Temanmu menoleh dan mengangguk ramah. Reaksi yang berbanding terbalik denganmu. “Iya. Nama lo siapa?”

“Leo kak.” Aku menjawab sambil sedikit membungkukkan punggung tanda hormat.

“Oh. Gue Lia. Ini temen gue, Zea.”

Kamu menoleh sekilas, mengangguk sambil tersenyum, lalu kembali pada keasyikanmu menyedot cappuccino dingin yang terasa kontras untuk cuaca saata ini.

“Salam kenal,”

                                                          **

“Jadi, lo naksir tu cewek?” Ibe mengunyah kentang gorengnya dengan santai.

Ini jam istirahat pertama, dan kami jelas sedang berada di kantin untuk mengisi perut yang tidak sempat diberi asupan gizi tadi pagi. Lamunanku buyar. “Apa?”

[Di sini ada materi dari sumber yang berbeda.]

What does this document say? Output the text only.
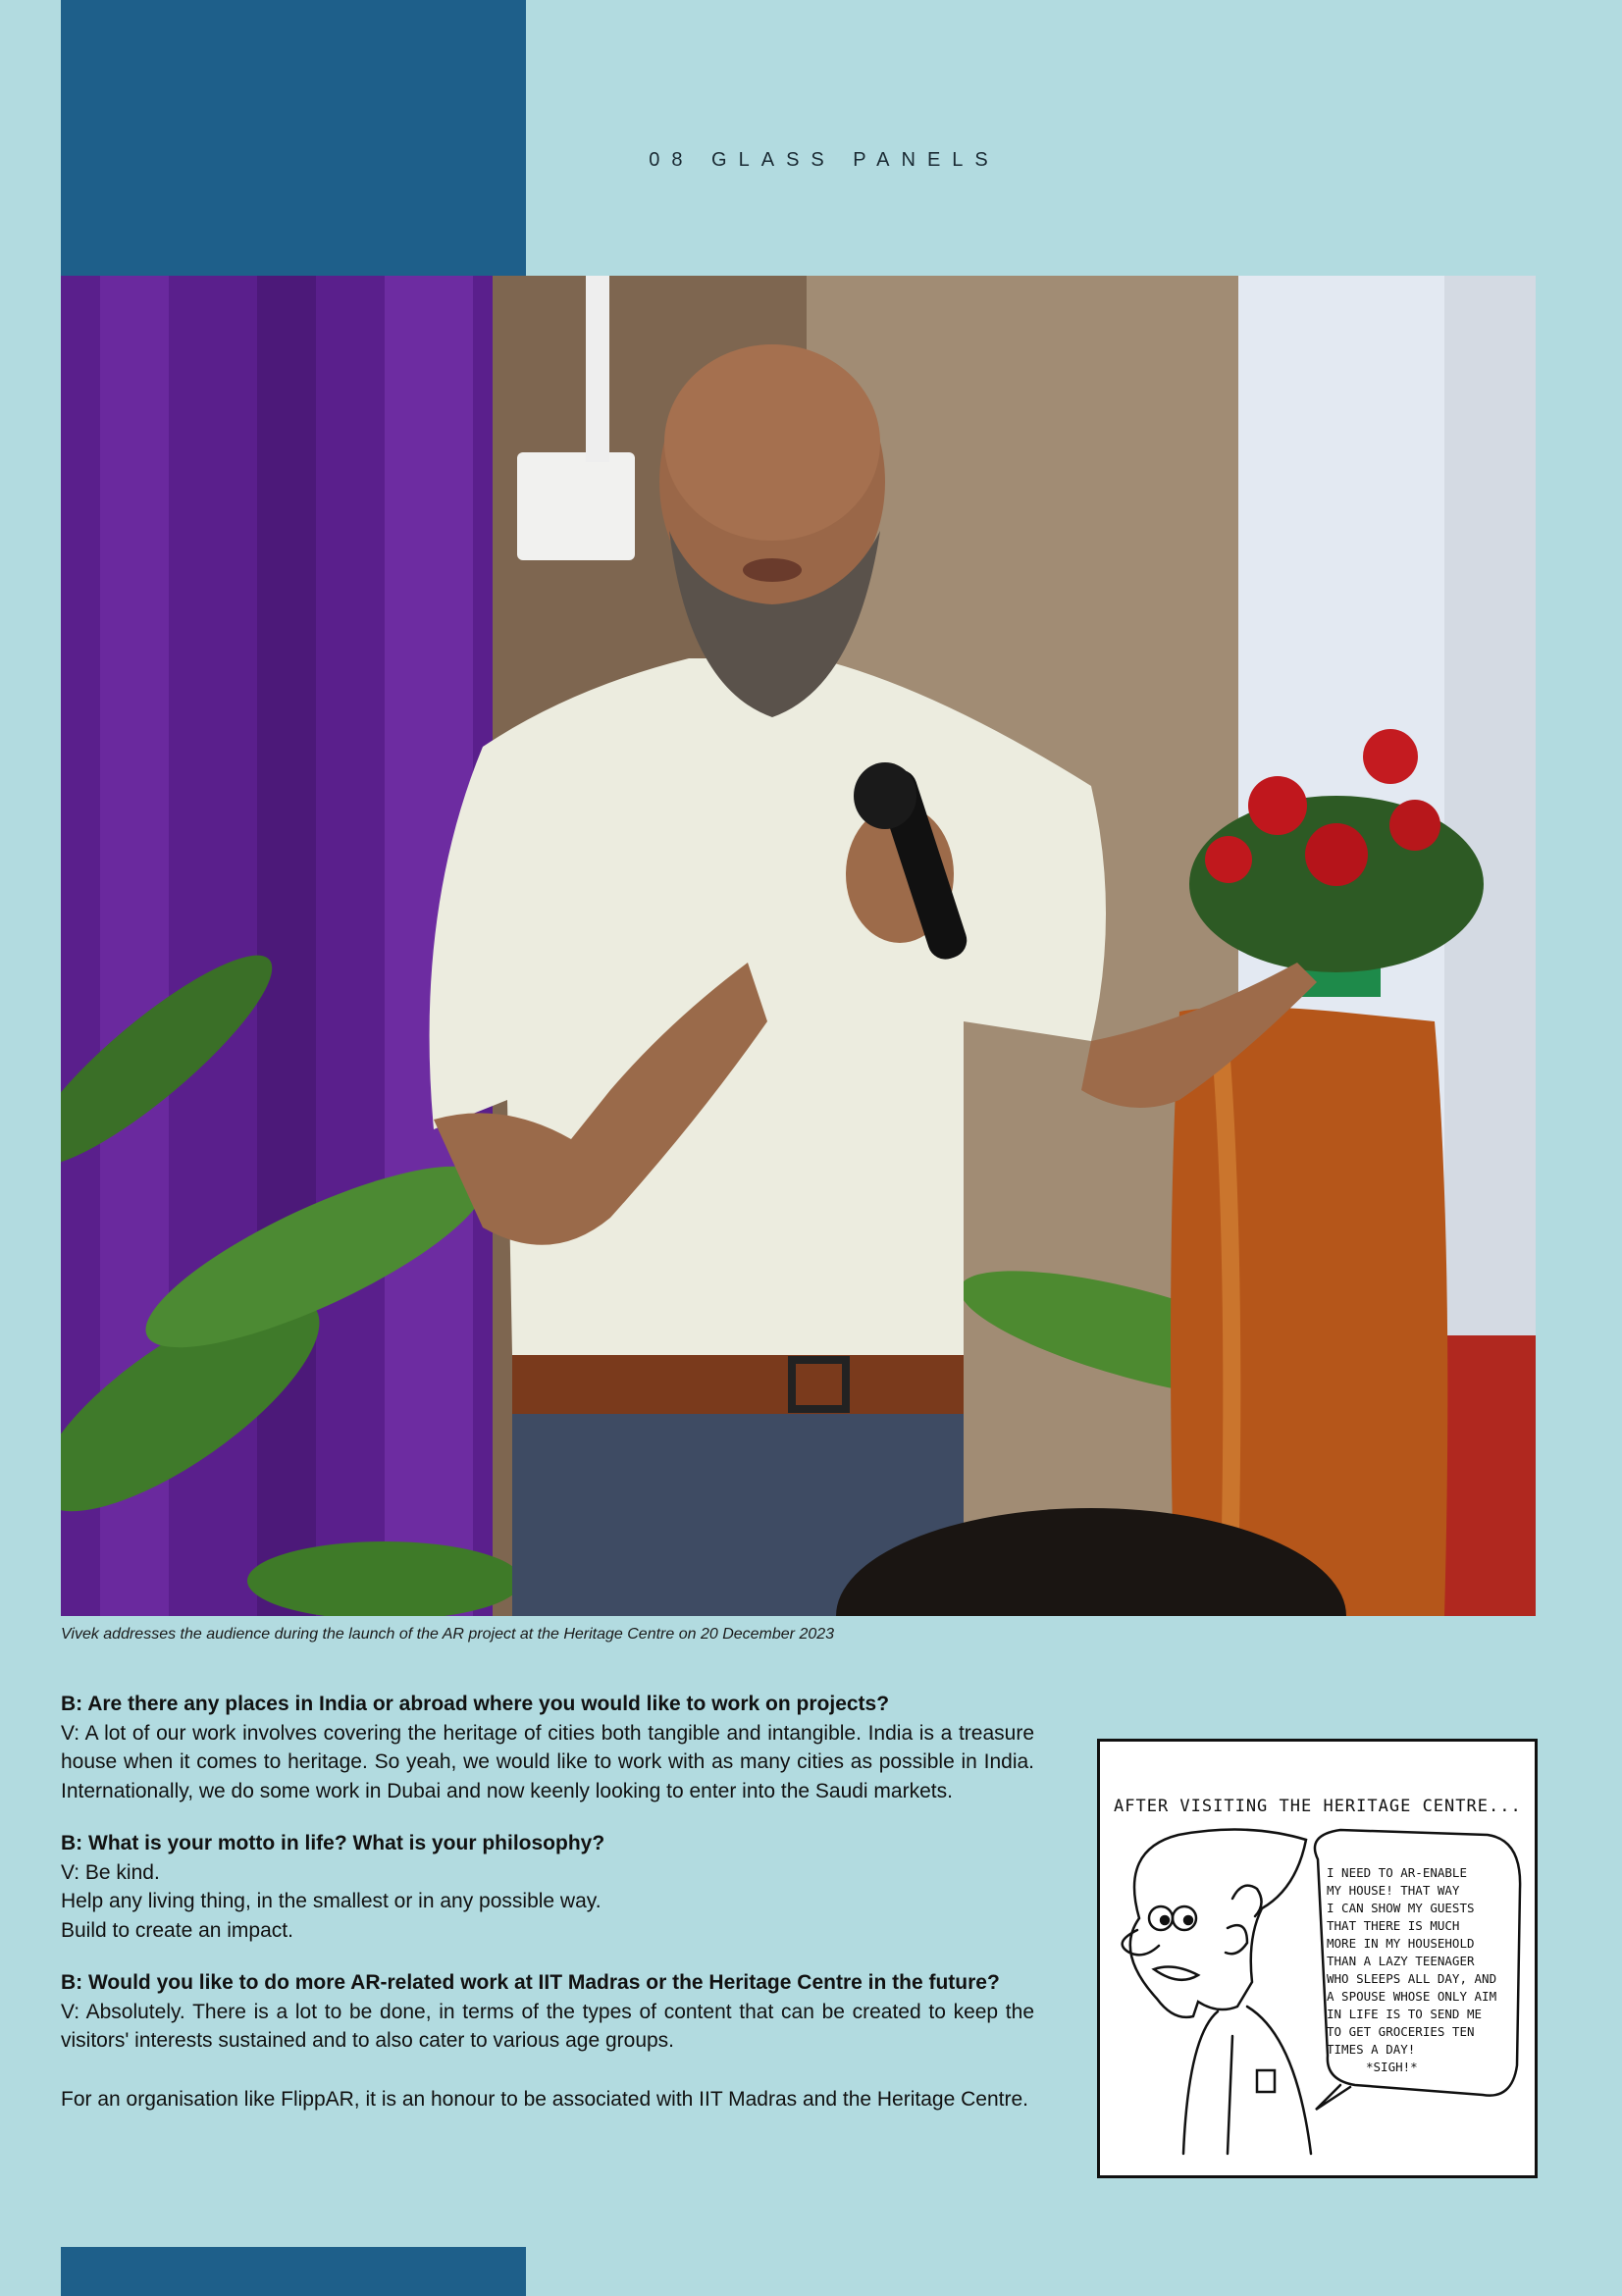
08 GLASS PANELS
Vivek addresses the audience during the launch of the AR project at the Heritage Centre on 20 December 2023

B: Are there any places in India or abroad where you would like to work on projects?
V: A lot of our work involves covering the heritage of cities both tangible and intangible. India is a treasure house when it comes to heritage. So yeah, we would like to work with as many cities as possible in India. Internationally, we do some work in Dubai and now keenly looking to enter into the Saudi markets.

B: What is your motto in life? What is your philosophy?
V: Be kind.
Help any living thing, in the smallest or in any possible way.
Build to create an impact.

B: Would you like to do more AR-related work at IIT Madras or the Heritage Centre in the future?
V: Absolutely. There is a lot to be done, in terms of the types of content that can be created to keep the visitors' interests sustained and to also cater to various age groups.

For an organisation like FlippAR, it is an honour to be associated with IIT Madras and the Heritage Centre.

AFTER VISITING THE HERITAGE CENTRE...
I NEED TO AR-ENABLE
MY HOUSE! THAT WAY
I CAN SHOW MY GUESTS
THAT THERE IS MUCH
MORE IN MY HOUSEHOLD
THAN A LAZY TEENAGER
WHO SLEEPS ALL DAY, AND
A SPOUSE WHOSE ONLY AIM
IN LIFE IS TO SEND ME
TO GET GROCERIES TEN
TIMES A DAY!
*SIGH!*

Ibe mengangkat kentangnya yang berbentuk seperti pensil, lalu memainkannya sebentar sebelum akhirnya kentang itu menjadi panah untuk menunjuk seseorang yang sudah dari tadi kupandangi. Dan hebatnya, Ibe melakukan itu tanpa menoleh untuk menepatkan sasarannya.  “Lo naksir cewek itu?”

Aku tercenung. Bagaimana bisa cowok itu tahu? “Nggak ah. Perasaan lo aja kali.” Elakku sambil menyendok gado-gadoku kedalam mulut. Bicara soal makanan, gado-gado ini traktiran dari Ibe lho. Nggak penting sih, tapi.. entahlah.

“Alah. Mata gue lebih tajem dari perasaan gue sob,” ucapnya penuh gaya.

Aku mencibir. “Kebanyakan nonton anime sih lo,”

“Bagus dong, daripada sinetron?”

“Terserah lo deh,”

Ibe terkekeh. “Nah, jadi gimana nih? Klarifikasi ke gue kek.”

Sebelum menjawab pertanyaan Ibe, aku meneguk terlebih dulu es tehku yang juga hasil traktiran darinya. “Klarifikasi apa coba.”

“Perasaan lo, mungkin?” katany seraya mengangkat bahu dengan alis yang naik turun tengil. Sial. Dia menghinaku.

“Nggak ada.”

“Nggak ada apa? Nggak ada harapan maksud lo?”

Sial lagi. kalau saja makanan dan minumanku sekarang bukanlah hasil dari tratiran Ibe, aku yakin cowok itu sudah akan kutinju mukanya. “Tau ah,”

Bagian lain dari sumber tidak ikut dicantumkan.